American consumers owe less and are paying their bills on time more, the New York Federal Reserve said in a report released Wednesday. The results certainly sound cheery, but debt data is notoriously subject to interpretation. What’s true for you is also true for the country: Some debt is good, other debt is bad, no debt is even worse, but too much debt is really, really bad. As we’ll see, the housing market recovery makes this data look better than it actually is, and a continuing rise in student loan debt still threatens the health of the economy.
So let’s unpack the Fed’s report.
Total household debt, including home loans, auto loans and credit cards, fell slightly (by $78 billion) in the second quarter of this year, enough to reach its lowest level since 2006. That’s good.
A dip in mortgage debt accounts for all of that drop and then some, the result of consumers paying down home loans and an uptick in the housing market that allows owners to sell homes and pay off mortgages. That’s good.
The rate of consumers who are more than 90 days late on a bill fell to 5.7 percent, the lowest rate since 2008. That’s great.
But consumers are taking on more debt, too. Mortgage originations, auto loans, credit card balances and student loans all rose. That’s a mixed bag.
Some additional credit card debt is a good thing for the economy, if it represents consumers emerging from the bunker mentality of the Great Recession and feeling free enough to spend. But some of those consumers may be reverting to bad credit card spending habits, or turning to plastic as a last resort to replace missing income. The data doesn’t offer much guidance on that.
Student loan borrowing rose by $8 billion, pushing the total outstanding debt just shy of $1 trillion, at $994 billion. The total now dwarfs outstanding credit card debt of $668 billion. That’s terrible.
New auto loans surged by $14 billion, reaching their highest level since 2007. This is great news for Detroit. But is it just a re-priming of the debt bubble? Are auto dealers goosing the auto market by lending to risky borrowers again? The Fed doesn’t think so. Only 23 percent of new loans were taken by borrowers with credit scores under 620, which is historically on the low side. Good.

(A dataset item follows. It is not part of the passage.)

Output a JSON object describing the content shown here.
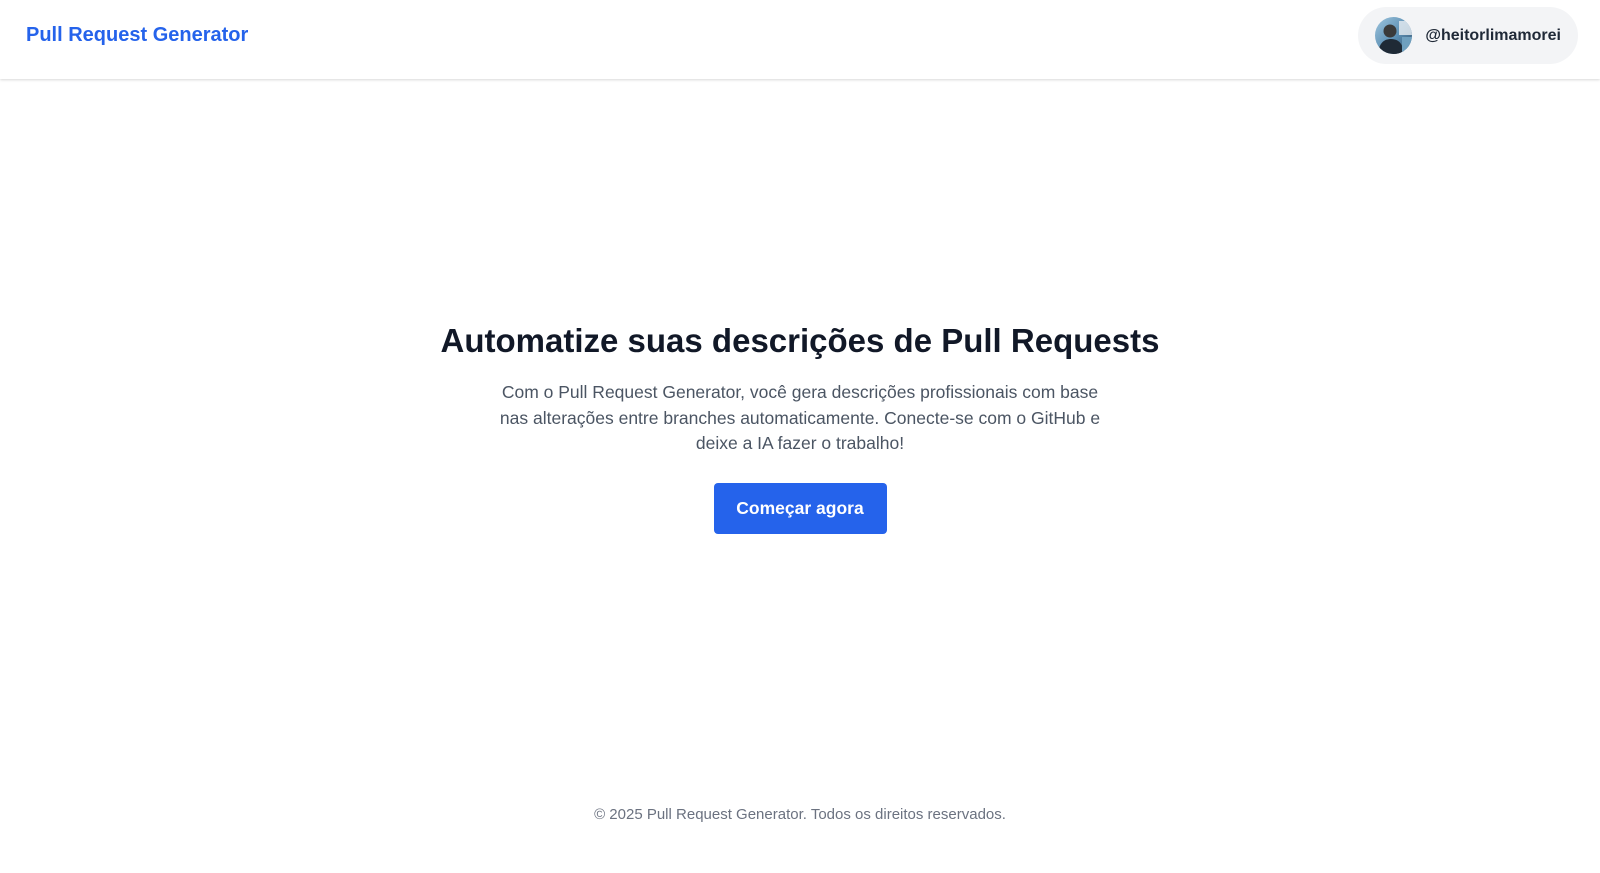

The Story Behind the Numbers
But there is a big asterisk attached to this good news story. Lurking inside this surge of borrowing to buy cars is an alarming truth — 18- to 29-year-olds aren’t borrowing money to buy cars anymore. They may be shunning automobiles altogether and opting for ride share programs and other alternatives, or they may simply be too busy paying off student loans to take out car loans. (The New York Fed had earlier described a negative correlation between student loans and car loans, which seems irresistibly logical.)
This younger group is taking out 50 percent fewer auto loans than it did a decade ago, and the Great Recession seems to have erased them from the market altogether. Car borrowing among this group is not recovering as it is among the older set. Detroit has a serious long-term problem.

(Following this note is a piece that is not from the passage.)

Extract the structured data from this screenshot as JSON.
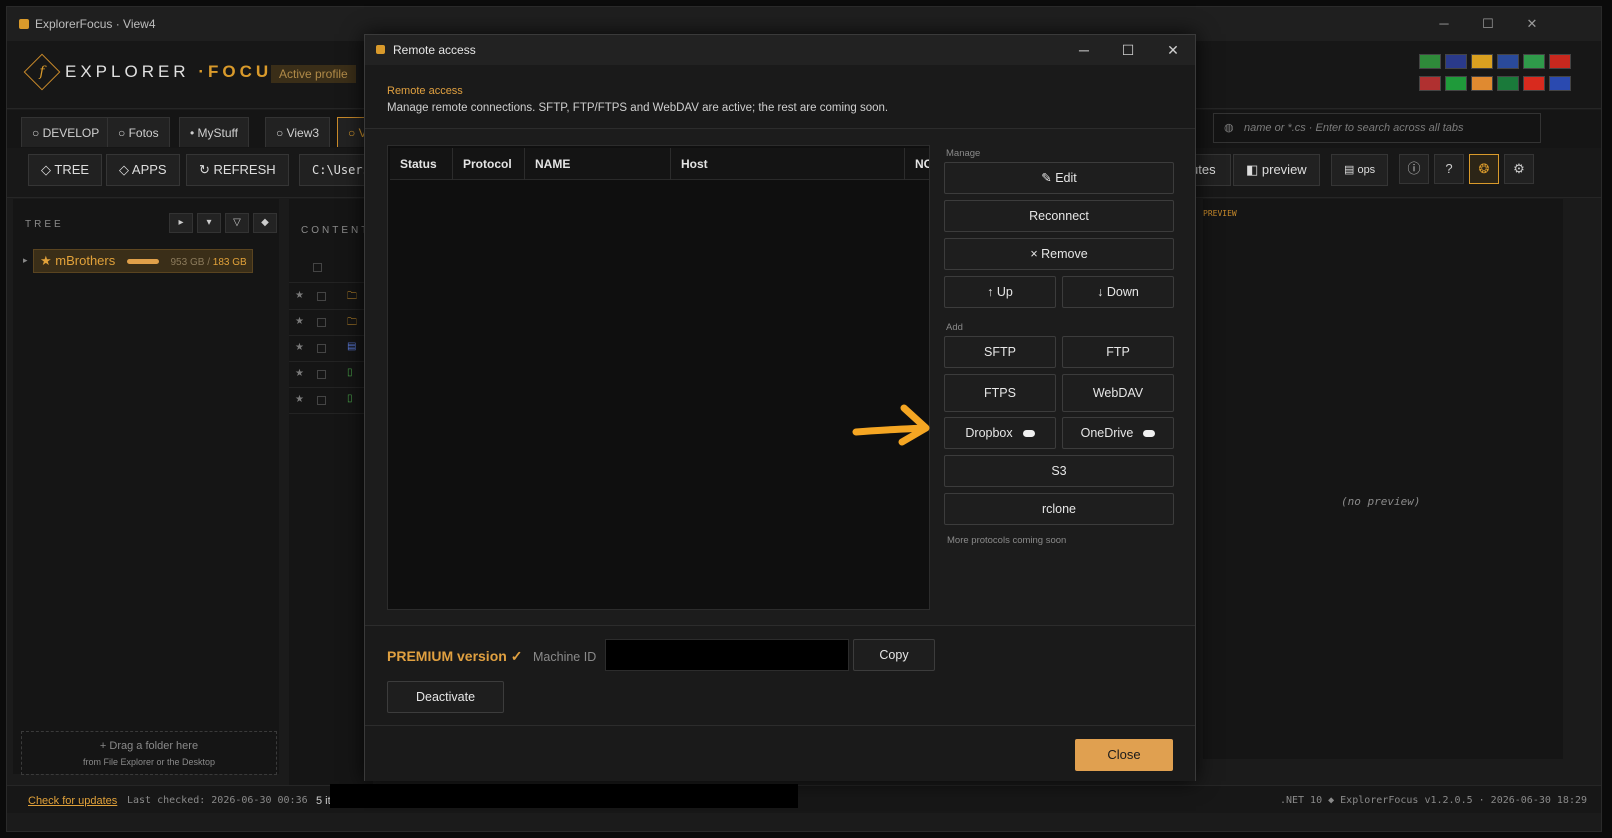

Finally, is increased borrowing in the housing market a good or a bad thing? It’s undeniably good for people who have been stuck in underwater homes since the recession began. Earlier this year, the National Association of Realtors said the median time on market was 41 days for homes for sale, down from 72 days in May 2012. Keep a skeptical eye on the housing recovery, however. The hottest markets are — sound familiar? — Florida and California. CNBC and others are already throwing around the “B” word again, as in bubble.

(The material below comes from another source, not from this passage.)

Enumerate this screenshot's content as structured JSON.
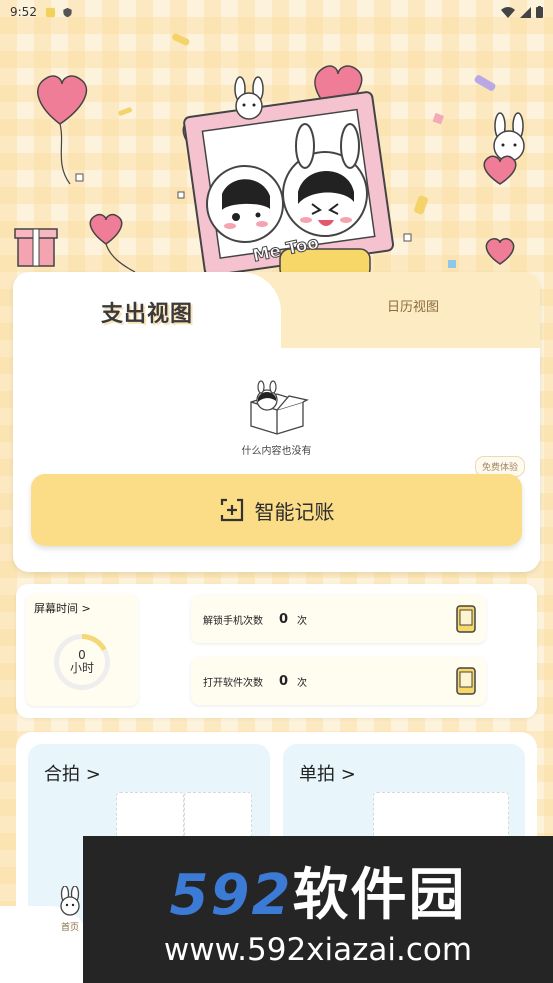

Debt is neither good nor bad, it’s a tool. Gradual upticks in borrowing, accompanied by signs that consumers are repaying, is a great sign for the economy. But don’t be fooled by lower overall household debt numbers, made rosy by the inevitable housing recovery. So long as young Americans live under a rock of debt and are prevented from living as normal, 20-something consumers, the economy’s long-term health is in peril.